Have you ever found yourself struggling to comprehend a codebase due to its complexity or its "spaghetti-like" structure? We know how frustrating it can be to decipher poorly documented legacy code, and we understand that this struggle is not unique to developers alone. Sales teams, project managers, and professionals from all walks of life face similar challenges when it comes to understanding codebases or even, communicating with developers, and vice versa.
We envision a world where all members of an organisation can easily communicate and understand one another, regardless of how new or technically proficient one may be. That's why we created a product that empowers anyone, regardless of their programming background, to be able to easily understand code by automatically creating documentation that is written in a non-technical manner.
- File upload (only supports
.zip
files)- Drag and drop
- Upload using a button
- Authenticate with Github and select a repository of your choice
- Automatic documentation generation in Markdown format
- Integrated with Confluence to easily view and export generated documentation
- Integrated with Twilio to send email notifications to a user once the documentation has been generated
We used a React frontend to provide an intuitive User Interface (UI) for users to effortlessly provide their personal details and to upload their repositories. These information is then sent over a secure TLS connection to a Flask backend which handles all the other API calls - openAI's GPT3.5, Twilio, Confluence and Github. When the documentation generation by GPT is completed, it is converted into Markdown. This Markdown file is used to dynamically generate a new Confluence page or update an existing Confluence page, depending on the user's input. Finally, after the relevant Confluence page is created or updated, we leverage Twilio to send the user an email notification.

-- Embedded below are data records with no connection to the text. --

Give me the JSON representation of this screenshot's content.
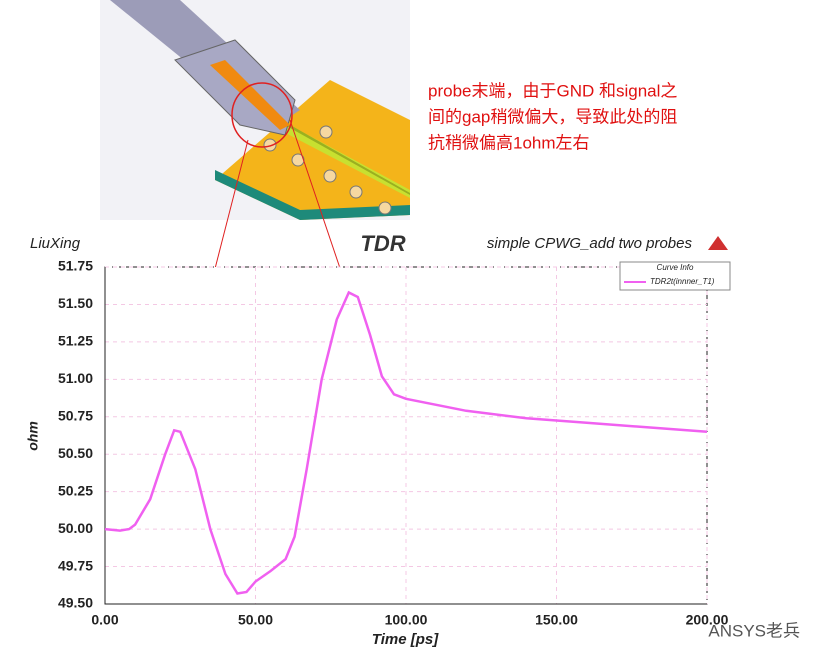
{
  "chart_data": {
    "type": "line",
    "title": "TDR",
    "subtitle": "simple CPWG_add two probes",
    "author": "LiuXing",
    "xlabel": "Time [ps]",
    "ylabel": "ohm",
    "legend_title": "Curve Info",
    "annotation": [
      "probe末端，由于GND 和signal之",
      "间的gap稍微偏大，导致此处的阻",
      "抗稍微偏高1ohm左右"
    ],
    "watermark": "ANSYS老兵",
    "x": [
      0,
      5,
      8,
      10,
      15,
      20,
      23,
      25,
      30,
      35,
      40,
      44,
      47,
      50,
      55,
      60,
      63,
      67,
      72,
      77,
      81,
      84,
      88,
      92,
      96,
      100,
      110,
      120,
      140,
      160,
      180,
      200
    ],
    "series": [
      {
        "name": "TDR2t(innner_T1)",
        "color": "#f060f0",
        "values": [
          50.0,
          49.99,
          50.0,
          50.03,
          50.2,
          50.5,
          50.66,
          50.65,
          50.4,
          50.0,
          49.7,
          49.57,
          49.58,
          49.65,
          49.72,
          49.8,
          49.95,
          50.4,
          51.0,
          51.4,
          51.58,
          51.55,
          51.3,
          51.02,
          50.9,
          50.87,
          50.83,
          50.79,
          50.74,
          50.71,
          50.68,
          50.65
        ]
      }
    ],
    "xlim": [
      0,
      200
    ],
    "ylim": [
      49.5,
      51.75
    ],
    "xticks": [
      {
        "value": 0,
        "label": "0.00"
      },
      {
        "value": 50,
        "label": "50.00"
      },
      {
        "value": 100,
        "label": "100.00"
      },
      {
        "value": 150,
        "label": "150.00"
      },
      {
        "value": 200,
        "label": "200.00"
      }
    ],
    "yticks": [
      {
        "value": 49.5,
        "label": "49.50"
      },
      {
        "value": 49.75,
        "label": "49.75"
      },
      {
        "value": 50,
        "label": "50.00"
      },
      {
        "value": 50.25,
        "label": "50.25"
      },
      {
        "value": 50.5,
        "label": "50.50"
      },
      {
        "value": 50.75,
        "label": "50.75"
      },
      {
        "value": 51,
        "label": "51.00"
      },
      {
        "value": 51.25,
        "label": "51.25"
      },
      {
        "value": 51.5,
        "label": "51.50"
      },
      {
        "value": 51.75,
        "label": "51.75"
      }
    ],
    "grid": true
  }
}
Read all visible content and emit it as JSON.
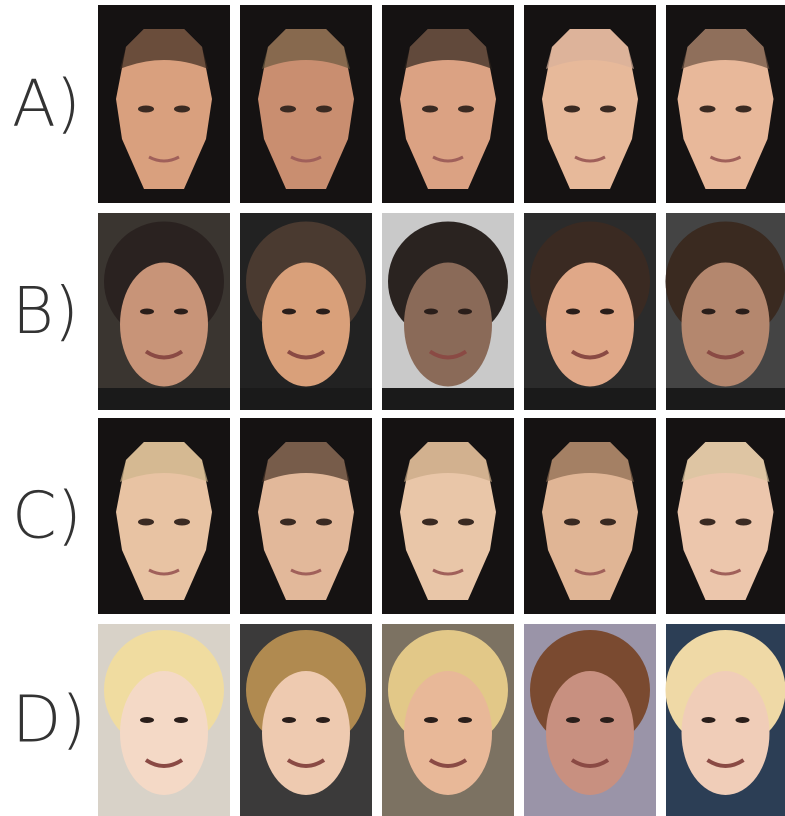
{
  "rows": [
    {
      "label": "A)"
    },
    {
      "label": "B)"
    },
    {
      "label": "C)"
    },
    {
      "label": "D)"
    }
  ]
}
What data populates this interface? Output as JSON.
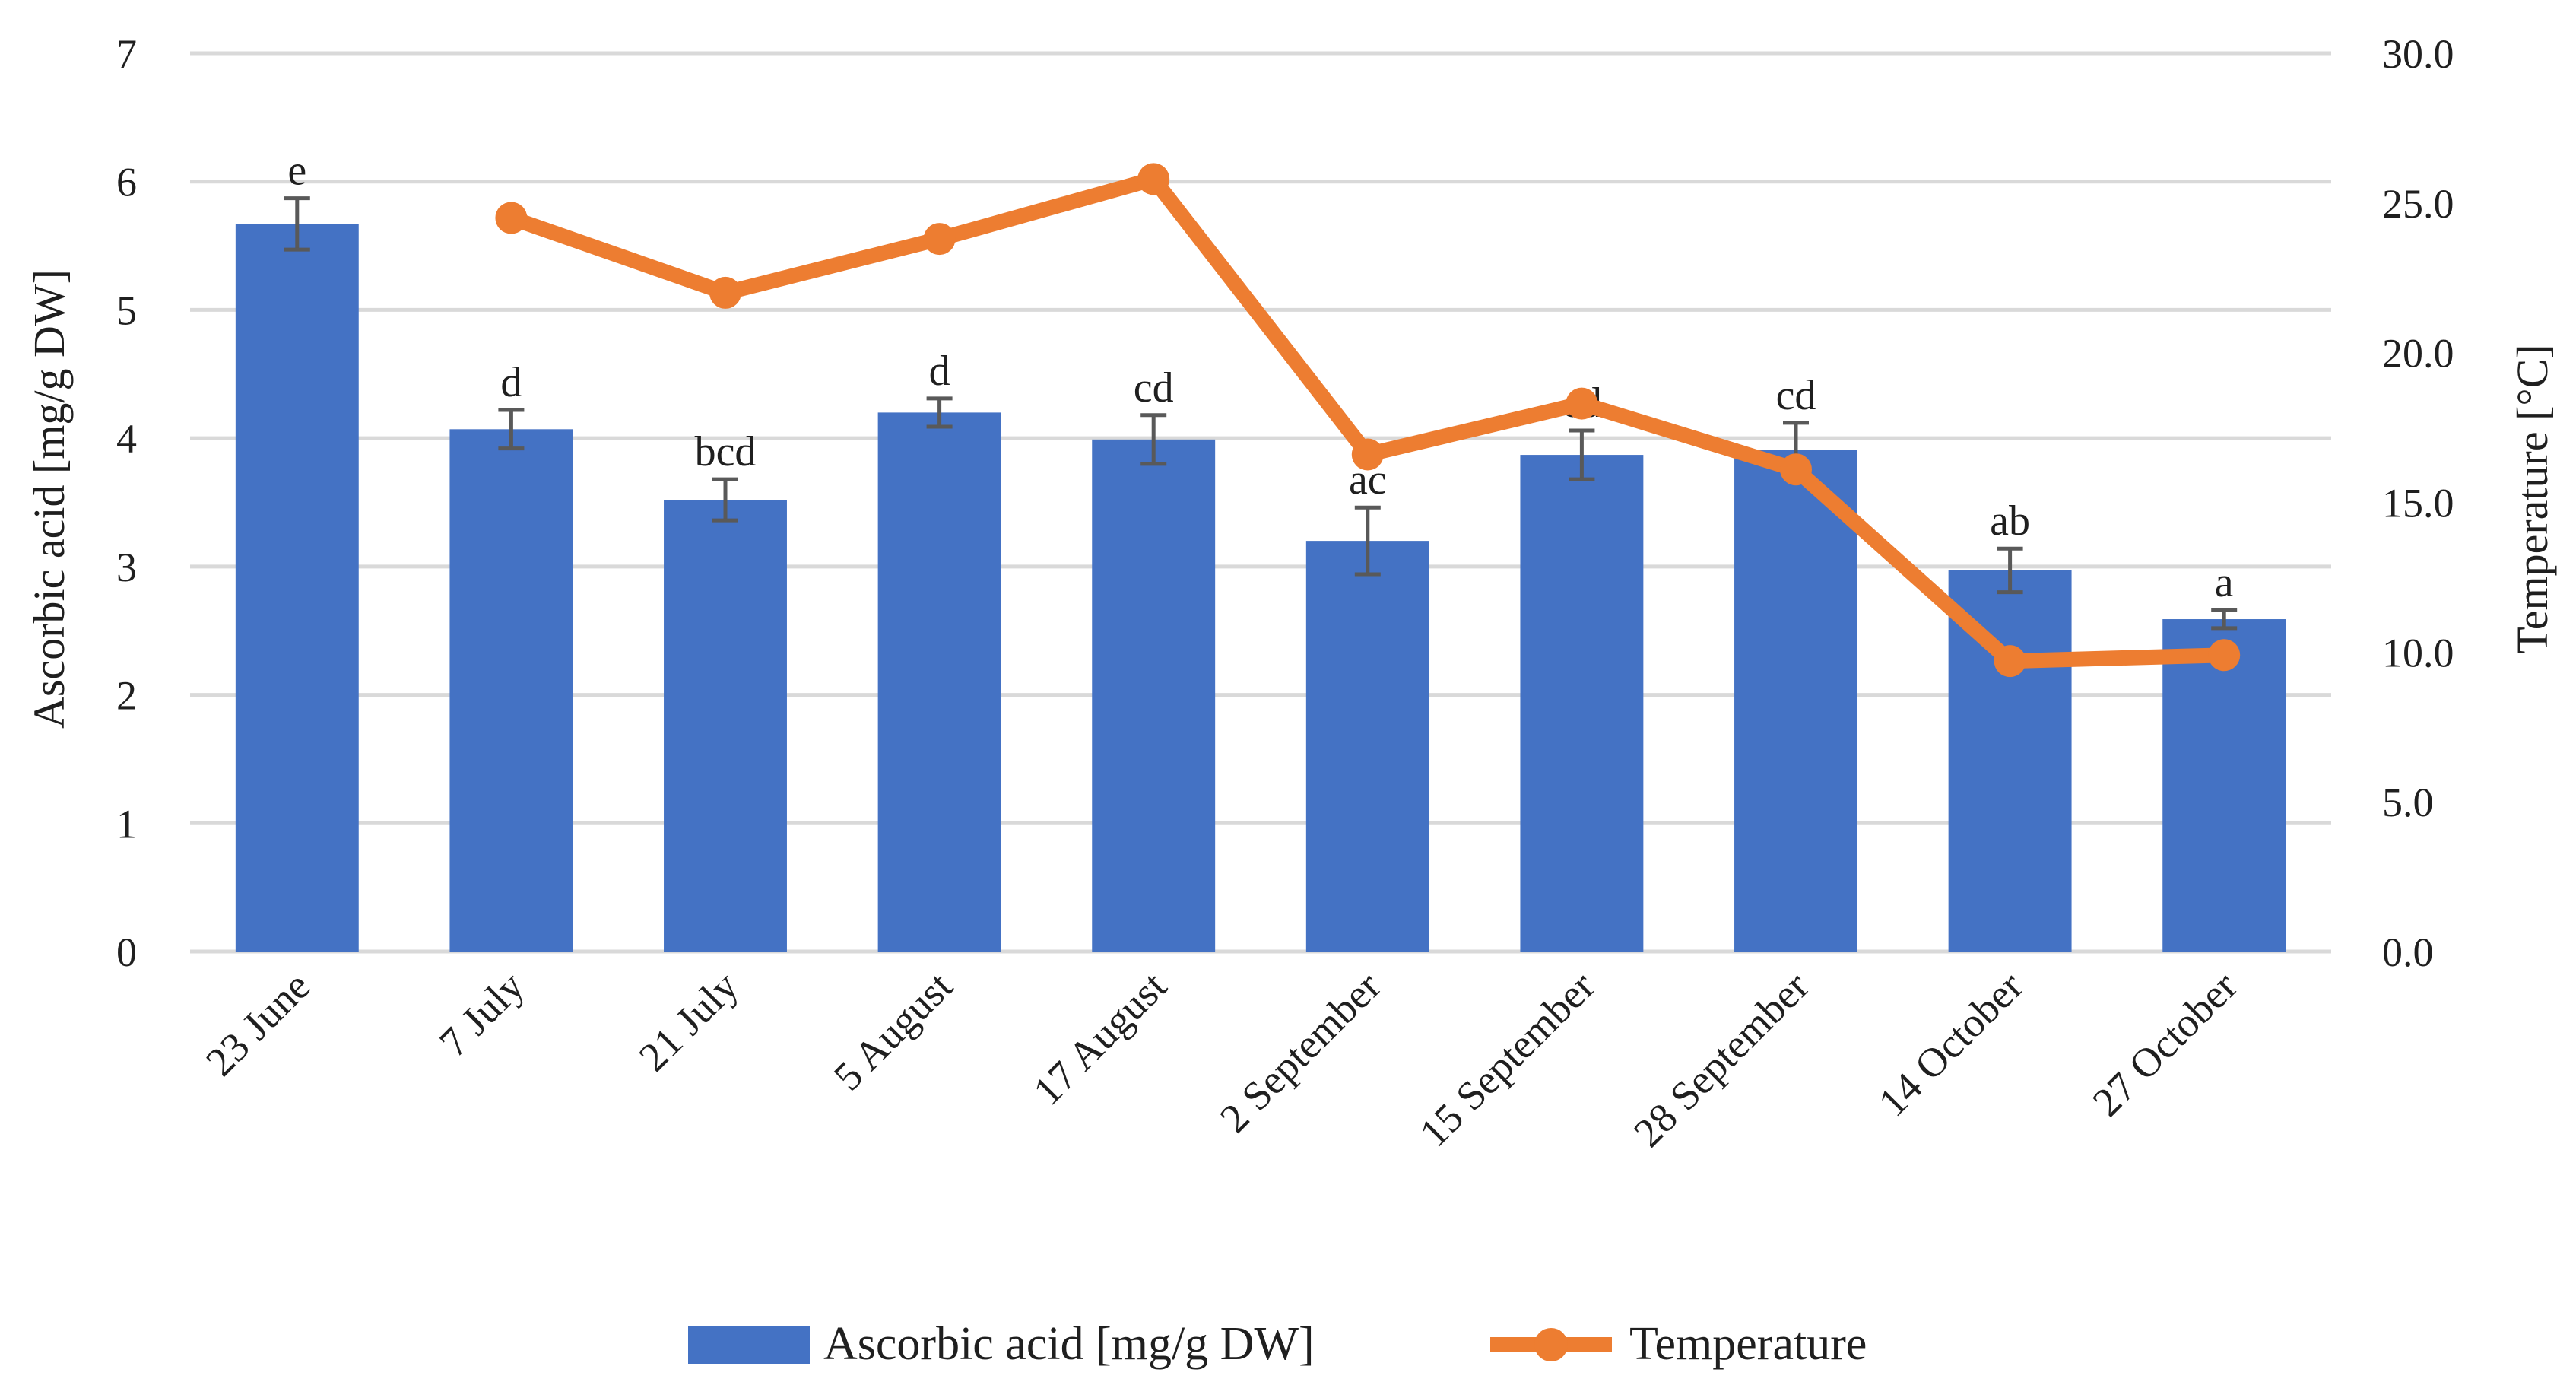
{
  "chart_data": {
    "type": "bar",
    "categories": [
      "23 June",
      "7 July",
      "21 July",
      "5 August",
      "17 August",
      "2 September",
      "15 September",
      "28 September",
      "14 October",
      "27 October"
    ],
    "series": [
      {
        "name": "Ascorbic acid [mg/g DW]",
        "type": "bar",
        "axis": "left",
        "color": "#4472C4",
        "values": [
          5.67,
          4.07,
          3.52,
          4.2,
          3.99,
          3.2,
          3.87,
          3.91,
          2.97,
          2.59
        ],
        "errors": [
          0.2,
          0.15,
          0.16,
          0.11,
          0.19,
          0.26,
          0.19,
          0.21,
          0.17,
          0.07
        ],
        "letters": [
          "e",
          "d",
          "bcd",
          "d",
          "cd",
          "ac",
          "cd",
          "cd",
          "ab",
          "a"
        ]
      },
      {
        "name": "Temperature",
        "type": "line",
        "axis": "right",
        "color": "#ED7D31",
        "values": [
          null,
          24.5,
          22.0,
          23.8,
          25.8,
          16.6,
          18.3,
          16.1,
          9.7,
          9.9
        ]
      }
    ],
    "ylabel": "Ascorbic acid [mg/g DW]",
    "ylim": [
      0,
      7
    ],
    "yticks": [
      "0",
      "1",
      "2",
      "3",
      "4",
      "5",
      "6",
      "7"
    ],
    "y2label": "Temperature [°C]",
    "y2lim": [
      0,
      30
    ],
    "y2ticks": [
      "0.0",
      "5.0",
      "10.0",
      "15.0",
      "20.0",
      "25.0",
      "30.0"
    ],
    "grid": true,
    "legend_position": "bottom"
  }
}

To provide more options, we also integrated with Github API so that users do not need to download a separate .zip
file for every repository they have. Instead, after signing into Github, users can simply select their repository of choice and we will leverage Github API to read the repository's contents to generate a documentation page accordingly. This is subsequently used to create or update a Confluence page too. Finally, an email notification will be sent to the email address linked to the user's Github account.
- It was exceedingly difficult to get GPT to reliably produce the results we wanted/needed. This was largely due to the fact that we had to make our context as concise as possible to minimise cost and fit our context within the token constraints imposed by OpenAI
- As this was our first time integrating with all of the different third party APIs mentioned above, we invested a significant proportion of time reading and internalising the relevant documentation
- Github marketplace was new to all of us
- Initially, we wanted to produce a high-level solutions architecture diagram for each repository uploaded using PlantUML. However, this soon proved to be exceedingly tedious because of the large amounts of context it requires. With the existing limitations of GPT, the diagram generated lacked sufficient details to be of use. Hence, we decided to shelf this idea for now.
- Creating our dream of automatic documentation
- Bridging the gap between the tech and non-tech crowd and empowering everyone to be more productive and efficient
- Collaborating effectively as a team, we were able to efficiently break down this large project into manageable chunks
- The limitations of GPT
- The difficulty of reading documentation to reliably integrate with third party APIs
- How to use many more third-party APIs including Github, Atlassian (Confluence), Twilio
- How to build a Github application
- How to dynamically create a Confluence page using custom HTML
- In order to improve reliability and accuracy, we aim to
- Fully leverage the power of Github by making use of github commit messages and pull requests' descriptions
- Integrate with more office productivity tools such as Microsoft 365, Slack, Jira, Postman, Google Workspace, Notion, Stoplight, Docusaurus
- To better contextualise the documentation generated, we aim to introduce more variables into our prompts. For instance, we hope to allow the user to incorporate his / her job title. If the user is a software engineer, this would allow us to generate documentation with more technical terms. On the flipside, if the user is in a non-technical role, we can customise our prompt to generate documentation with less technical terms.
- For a better user experience, we aim to revamp our user interface too
- To provide even deeper insights, we aim to produce a high-level solutions architecture diagram for each repository uploaded using PlantUML in future.
- Currently, we only output our documentation files in Markdown. To allow for greater customisability, we aim to provide support for a greater variety of output file types such as HTML.